New South Wales is seeing an alarming surge in cases of viral gastroenteritis, with experts saying a decrease in natural immunity during covid lockdowns is to blame.
The increase in cases is perfectly explainable from an epidemiological perspective, according to Professor Robert Booy, a Sydney-based infectious diseases expert.
“When social distancing restrictions were in place, people contracted fewer viral and bacterial infections, and therefore didn’t get the natural boosts to their immunity,” he told The Medical Republic.
“Now that people are meeting together for work, parties and school, there has been a surge in transmission.”
NSW Health reported experiencing more than 2000 gastroenteritis-related emergency department presentations in a week earlier this month, with large numbers of children under five years of age among them.
Testing data reveals high levels of rotavirus among the community are making a significant contribution to the surge of cases.
The first two weeks of January usually sees 40 cases of rotavirus identified. This year, 197 were detected during the same timeframe. However, other viral causes of gastroenteritis were contributing to the surge.
Professor Booy recommended symptomatic children should remain at home for two days to help limit the spread, and that under no circumstances should anyone with symptoms socialise or interact with other people.

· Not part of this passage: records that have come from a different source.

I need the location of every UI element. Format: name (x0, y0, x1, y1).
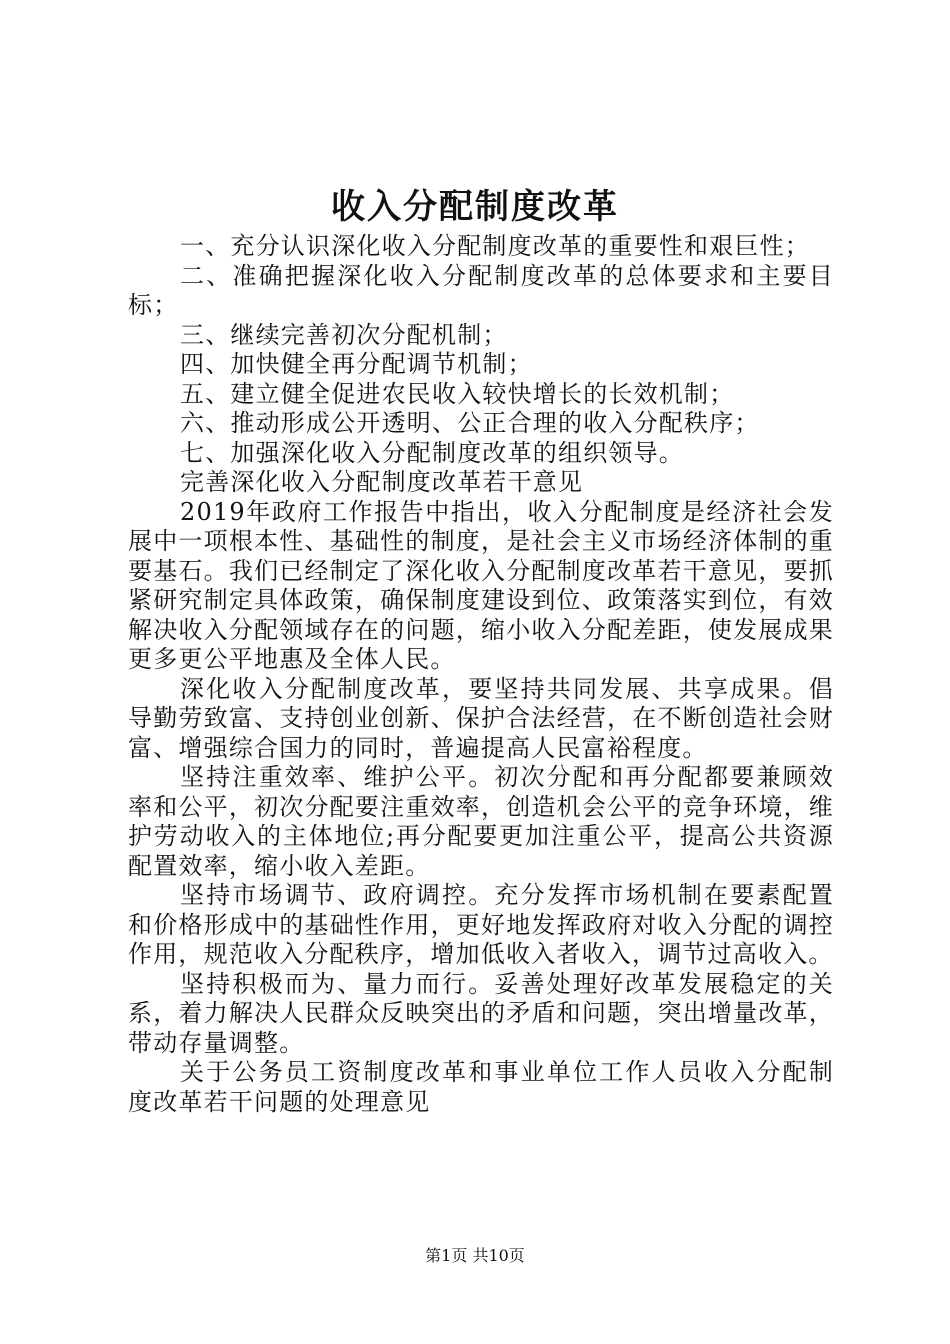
paragraph-5: 五、建立健全促进农民收入较快增长的长效机制； (180, 379, 735, 408)
paragraph-2: 二、准确把握深化收入分配制度改革的总体要求和主要目标； (128, 261, 834, 319)
paragraph-10: 深化收入分配制度改革，要坚持共同发展、共享成果。倡导勤劳致富、支持创业创新、保护合法经营，在不断创造社会财富、增强综合国力的同时，普遍提高人民富裕程度。 (128, 674, 834, 762)
document-body (128, 232, 834, 1117)
paragraph-4: 四、加快健全再分配调节机制； (180, 350, 533, 378)
paragraph-14: 关于公务员工资制度改革和事业单位工作人员收入分配制度改革若干问题的处理意见 (128, 1058, 834, 1116)
document-title: 收入分配制度改革 (331, 187, 619, 227)
paragraph-1: 一、充分认识深化收入分配制度改革的重要性和艰巨性； (180, 232, 810, 260)
section-heading: 完善深化收入分配制度改革若干意见 (180, 468, 584, 496)
paragraph-11: 坚持注重效率、维护公平。初次分配和再分配都要兼顾效率和公平，初次分配要注重效率，创造机会公平的竞争环境，维护劳动收入的主体地位;再分配要更加注重公平，提高公共资源配置效率，缩小收入差距。 (128, 763, 834, 880)
paragraph-3: 三、继续完善初次分配机制； (180, 320, 508, 349)
paragraph-7: 七、加强深化收入分配制度改革的组织领导。 (180, 438, 684, 467)
paragraph-6: 六、推动形成公开透明、公正合理的收入分配秩序； (180, 409, 760, 437)
paragraph-12: 坚持市场调节、政府调控。充分发挥市场机制在要素配置和价格形成中的基础性作用，更好地发挥政府对收入分配的调控作用，规范收入分配秩序，增加低收入者收入，调节过高收入。 (128, 881, 834, 968)
paragraph-13: 坚持积极而为、量力而行。妥善处理好改革发展稳定的关系，着力解决人民群众反映突出的矛盾和问题，突出增量改革，带动存量调整。 (128, 969, 834, 1057)
paragraph-9: 2019年政府工作报告中指出，收入分配制度是经济社会发展中一项根本性、基础性的制度，是社会主义市场经济体制的重要基石。我们已经制定了深化收入分配制度改革若干意见，要抓紧研究制定具体政策，确保制度建设到位、政策落实到位，有效解决收入分配领域存在的问题，缩小收入分配差距，使发展成果更多更公平地惠及全体人民。 (128, 497, 834, 673)
page-number: 第1页 共10页 (425, 1246, 525, 1265)
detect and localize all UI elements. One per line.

Nausea, vomiting, diarrhoea, fever, abdominal pain and headache are common symptoms of viral gastroenteritis, which typically develop after three days and last a further one to two days.
Most people affected by viral gastroenteritis recover through rest and staying hydrated. However, infants, immunocompromised individuals and the elderly – may require more urgent care.
Professor Booy also recommended individuals be aware of the strict age limits for rotavirus vaccination in children, as older children and adults should not receive this particular vaccine.
While the rotavirus vaccine is directed at preventing severe cases (leading to hospitalisation and potentially death), it may not completely prevent infection.
“You might be vaccinated and still get a relatively mild dose of gastroenteritis because your immunity is strong enough to prevent nasty disease, but perhaps not strong enough to prevent infection,” he told TMR.